The sustainability gap is the structural adjustment in government spending (or revenues) that is required by 2015 in order to make public finances sustainable. Meanwhile, the ageing of population is visibly impacting public finances: the number of people on a state pension will rise by around half a million over the next cabinet period. Any delay in reducing the sustainability gap means that the gap will increase, because in the meantime the interest costs will rise. Postponement also implies that a greater proportion of the burden will be borne by future generations.
Significant changes in government budget inevitable
The sustainability gap is 4½% of GDP. This implies that a structural fiscal adjustment to the tune of 29 billion euros is needed (or 1,750 euros per capita).

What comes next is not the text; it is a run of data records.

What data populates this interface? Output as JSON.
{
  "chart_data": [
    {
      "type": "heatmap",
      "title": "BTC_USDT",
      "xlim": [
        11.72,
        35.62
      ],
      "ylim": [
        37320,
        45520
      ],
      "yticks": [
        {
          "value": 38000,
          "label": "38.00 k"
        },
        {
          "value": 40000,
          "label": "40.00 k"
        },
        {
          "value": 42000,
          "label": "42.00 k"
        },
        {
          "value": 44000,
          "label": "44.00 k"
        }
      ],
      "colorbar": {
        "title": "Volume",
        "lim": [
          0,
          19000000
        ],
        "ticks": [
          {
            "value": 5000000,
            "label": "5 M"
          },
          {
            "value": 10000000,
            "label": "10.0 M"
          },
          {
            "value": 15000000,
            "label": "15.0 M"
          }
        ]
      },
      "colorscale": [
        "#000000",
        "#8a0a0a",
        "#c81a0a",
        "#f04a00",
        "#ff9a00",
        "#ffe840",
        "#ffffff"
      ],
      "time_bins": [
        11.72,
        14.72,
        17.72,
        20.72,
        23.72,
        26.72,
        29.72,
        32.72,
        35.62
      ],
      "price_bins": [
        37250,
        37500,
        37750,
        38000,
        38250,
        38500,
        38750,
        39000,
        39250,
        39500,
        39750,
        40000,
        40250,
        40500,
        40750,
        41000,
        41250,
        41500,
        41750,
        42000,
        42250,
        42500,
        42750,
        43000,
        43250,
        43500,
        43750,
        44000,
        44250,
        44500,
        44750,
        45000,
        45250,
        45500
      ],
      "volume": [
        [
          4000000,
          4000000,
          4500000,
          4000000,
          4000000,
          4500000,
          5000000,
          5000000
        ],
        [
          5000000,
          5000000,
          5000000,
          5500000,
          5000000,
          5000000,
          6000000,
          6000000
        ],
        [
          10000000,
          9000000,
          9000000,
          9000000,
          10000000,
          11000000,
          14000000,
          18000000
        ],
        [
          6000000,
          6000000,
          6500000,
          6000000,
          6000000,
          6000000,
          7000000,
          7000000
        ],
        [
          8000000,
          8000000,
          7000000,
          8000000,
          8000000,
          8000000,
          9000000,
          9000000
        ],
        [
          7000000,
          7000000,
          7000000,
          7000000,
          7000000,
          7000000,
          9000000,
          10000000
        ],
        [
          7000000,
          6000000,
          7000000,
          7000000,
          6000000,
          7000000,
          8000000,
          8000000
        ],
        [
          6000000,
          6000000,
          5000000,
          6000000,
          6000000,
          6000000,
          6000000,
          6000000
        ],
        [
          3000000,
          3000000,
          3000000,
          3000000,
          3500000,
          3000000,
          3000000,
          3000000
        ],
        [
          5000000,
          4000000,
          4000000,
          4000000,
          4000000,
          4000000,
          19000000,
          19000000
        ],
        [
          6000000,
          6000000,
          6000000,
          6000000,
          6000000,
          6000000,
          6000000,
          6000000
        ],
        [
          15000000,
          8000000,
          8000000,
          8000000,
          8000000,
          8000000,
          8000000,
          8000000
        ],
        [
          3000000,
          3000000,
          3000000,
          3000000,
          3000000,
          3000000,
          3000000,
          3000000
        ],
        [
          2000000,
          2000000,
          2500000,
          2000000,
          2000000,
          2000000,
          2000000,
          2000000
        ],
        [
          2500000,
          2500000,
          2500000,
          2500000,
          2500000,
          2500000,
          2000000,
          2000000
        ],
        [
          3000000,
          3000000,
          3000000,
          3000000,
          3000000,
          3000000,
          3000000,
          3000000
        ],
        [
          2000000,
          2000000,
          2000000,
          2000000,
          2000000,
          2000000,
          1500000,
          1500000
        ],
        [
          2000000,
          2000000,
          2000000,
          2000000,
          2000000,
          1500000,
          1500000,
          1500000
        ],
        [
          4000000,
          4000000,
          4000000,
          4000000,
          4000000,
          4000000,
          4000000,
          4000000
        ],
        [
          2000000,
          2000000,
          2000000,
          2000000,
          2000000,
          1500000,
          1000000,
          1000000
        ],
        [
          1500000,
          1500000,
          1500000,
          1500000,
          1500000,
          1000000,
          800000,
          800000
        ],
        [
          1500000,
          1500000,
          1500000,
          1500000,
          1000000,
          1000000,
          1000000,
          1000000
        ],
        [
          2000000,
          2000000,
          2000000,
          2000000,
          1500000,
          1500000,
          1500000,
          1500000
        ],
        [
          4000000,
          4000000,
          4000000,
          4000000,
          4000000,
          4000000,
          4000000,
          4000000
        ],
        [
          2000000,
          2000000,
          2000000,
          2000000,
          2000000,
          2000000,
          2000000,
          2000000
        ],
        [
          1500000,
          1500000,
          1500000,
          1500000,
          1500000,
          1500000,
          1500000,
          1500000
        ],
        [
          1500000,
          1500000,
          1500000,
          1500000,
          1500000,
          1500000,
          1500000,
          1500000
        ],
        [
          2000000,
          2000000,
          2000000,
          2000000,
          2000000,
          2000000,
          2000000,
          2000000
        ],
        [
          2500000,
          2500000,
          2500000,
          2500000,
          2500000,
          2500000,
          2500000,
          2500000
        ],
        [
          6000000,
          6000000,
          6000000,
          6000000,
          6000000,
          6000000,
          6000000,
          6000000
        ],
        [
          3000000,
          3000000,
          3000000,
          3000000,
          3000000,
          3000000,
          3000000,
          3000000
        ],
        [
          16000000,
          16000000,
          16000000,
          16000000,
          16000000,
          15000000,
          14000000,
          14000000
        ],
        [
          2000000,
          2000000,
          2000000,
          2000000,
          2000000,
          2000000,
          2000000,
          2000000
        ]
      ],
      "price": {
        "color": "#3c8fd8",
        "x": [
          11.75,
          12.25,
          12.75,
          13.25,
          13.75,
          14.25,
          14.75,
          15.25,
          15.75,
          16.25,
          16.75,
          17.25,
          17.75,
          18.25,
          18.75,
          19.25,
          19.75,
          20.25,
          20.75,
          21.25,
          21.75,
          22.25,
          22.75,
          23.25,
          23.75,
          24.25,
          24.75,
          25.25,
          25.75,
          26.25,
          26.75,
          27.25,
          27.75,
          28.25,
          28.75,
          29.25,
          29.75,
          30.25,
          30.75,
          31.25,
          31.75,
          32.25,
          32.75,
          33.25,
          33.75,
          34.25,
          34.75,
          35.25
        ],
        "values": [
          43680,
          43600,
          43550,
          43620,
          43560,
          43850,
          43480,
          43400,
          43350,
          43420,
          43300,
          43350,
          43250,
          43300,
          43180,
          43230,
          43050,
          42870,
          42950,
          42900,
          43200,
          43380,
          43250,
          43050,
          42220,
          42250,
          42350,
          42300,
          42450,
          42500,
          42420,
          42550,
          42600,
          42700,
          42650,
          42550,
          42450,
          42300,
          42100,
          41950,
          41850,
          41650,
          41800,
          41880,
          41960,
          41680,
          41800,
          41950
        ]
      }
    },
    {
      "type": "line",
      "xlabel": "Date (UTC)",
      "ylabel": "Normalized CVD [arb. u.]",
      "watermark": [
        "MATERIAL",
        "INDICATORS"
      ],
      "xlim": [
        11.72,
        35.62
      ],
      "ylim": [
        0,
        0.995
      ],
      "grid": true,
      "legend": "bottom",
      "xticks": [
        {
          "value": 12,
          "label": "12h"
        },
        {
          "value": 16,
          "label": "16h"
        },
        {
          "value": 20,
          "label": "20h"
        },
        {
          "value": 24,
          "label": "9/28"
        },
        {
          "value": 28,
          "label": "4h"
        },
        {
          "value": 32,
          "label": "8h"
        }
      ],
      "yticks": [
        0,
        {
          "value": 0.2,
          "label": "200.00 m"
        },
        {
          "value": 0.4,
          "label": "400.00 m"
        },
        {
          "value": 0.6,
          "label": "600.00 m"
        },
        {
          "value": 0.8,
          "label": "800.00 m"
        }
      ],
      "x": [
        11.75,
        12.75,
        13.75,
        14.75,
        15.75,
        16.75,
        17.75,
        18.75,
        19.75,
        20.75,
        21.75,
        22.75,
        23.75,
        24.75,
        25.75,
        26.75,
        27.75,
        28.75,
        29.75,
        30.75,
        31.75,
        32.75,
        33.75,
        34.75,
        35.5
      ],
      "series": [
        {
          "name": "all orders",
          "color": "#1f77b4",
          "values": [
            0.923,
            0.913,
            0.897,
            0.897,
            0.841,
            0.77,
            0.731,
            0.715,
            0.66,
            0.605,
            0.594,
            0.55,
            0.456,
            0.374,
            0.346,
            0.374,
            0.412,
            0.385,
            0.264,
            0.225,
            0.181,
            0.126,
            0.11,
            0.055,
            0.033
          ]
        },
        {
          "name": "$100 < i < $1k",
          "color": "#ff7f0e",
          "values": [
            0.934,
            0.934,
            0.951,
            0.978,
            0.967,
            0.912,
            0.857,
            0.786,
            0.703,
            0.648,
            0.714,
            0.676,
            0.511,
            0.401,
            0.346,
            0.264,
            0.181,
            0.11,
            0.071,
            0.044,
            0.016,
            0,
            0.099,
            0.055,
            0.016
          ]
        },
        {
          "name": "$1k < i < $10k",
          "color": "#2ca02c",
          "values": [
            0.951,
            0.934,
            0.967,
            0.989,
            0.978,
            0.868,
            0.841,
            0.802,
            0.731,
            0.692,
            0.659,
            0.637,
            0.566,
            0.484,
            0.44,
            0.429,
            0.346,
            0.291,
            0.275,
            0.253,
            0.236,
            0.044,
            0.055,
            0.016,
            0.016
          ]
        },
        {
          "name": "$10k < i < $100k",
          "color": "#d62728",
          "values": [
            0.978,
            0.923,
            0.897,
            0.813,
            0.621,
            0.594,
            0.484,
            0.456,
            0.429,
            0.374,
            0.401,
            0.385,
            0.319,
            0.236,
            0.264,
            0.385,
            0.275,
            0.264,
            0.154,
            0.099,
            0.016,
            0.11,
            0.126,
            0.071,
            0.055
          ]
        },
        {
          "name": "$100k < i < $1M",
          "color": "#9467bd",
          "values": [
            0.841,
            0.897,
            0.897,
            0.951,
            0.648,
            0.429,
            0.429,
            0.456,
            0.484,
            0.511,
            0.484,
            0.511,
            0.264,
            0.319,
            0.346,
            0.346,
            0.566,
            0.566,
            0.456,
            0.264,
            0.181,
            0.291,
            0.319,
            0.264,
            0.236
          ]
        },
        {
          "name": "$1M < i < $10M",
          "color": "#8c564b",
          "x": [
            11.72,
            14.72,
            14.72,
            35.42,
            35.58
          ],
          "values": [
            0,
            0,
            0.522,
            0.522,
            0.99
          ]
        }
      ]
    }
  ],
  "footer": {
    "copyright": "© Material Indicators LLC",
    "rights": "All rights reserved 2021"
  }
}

Over the next cabinet period, serious structural reforms will be needed- the severity of which could be compared with those implemented in the nineteen eighties, following the Wassenaar agreement. Those structural adjustments were at times painful: the public finances were cleaned up, wages and benefits were reduced, and the labor market was made more flexible. But these policies proved very successful. In the 1980s, Dutch unemployment was at the euro area average. Over the next twenty years, it declined from 8.1% in the '80s to 4.9% in the first decade of this century- almost the lowest level in the euro area. The current problems are of a completely different nature and require a different response. Nevertheless, the experience of the '80s holds some lessons for future policy. First, if a good set of measures is chosen (leading to more labor, higher productivity, and an effective government), the Netherlands will ultimately benefit. Second: this does require patience. The fruits of the structural adjustment were only reaped in later cabinet periods.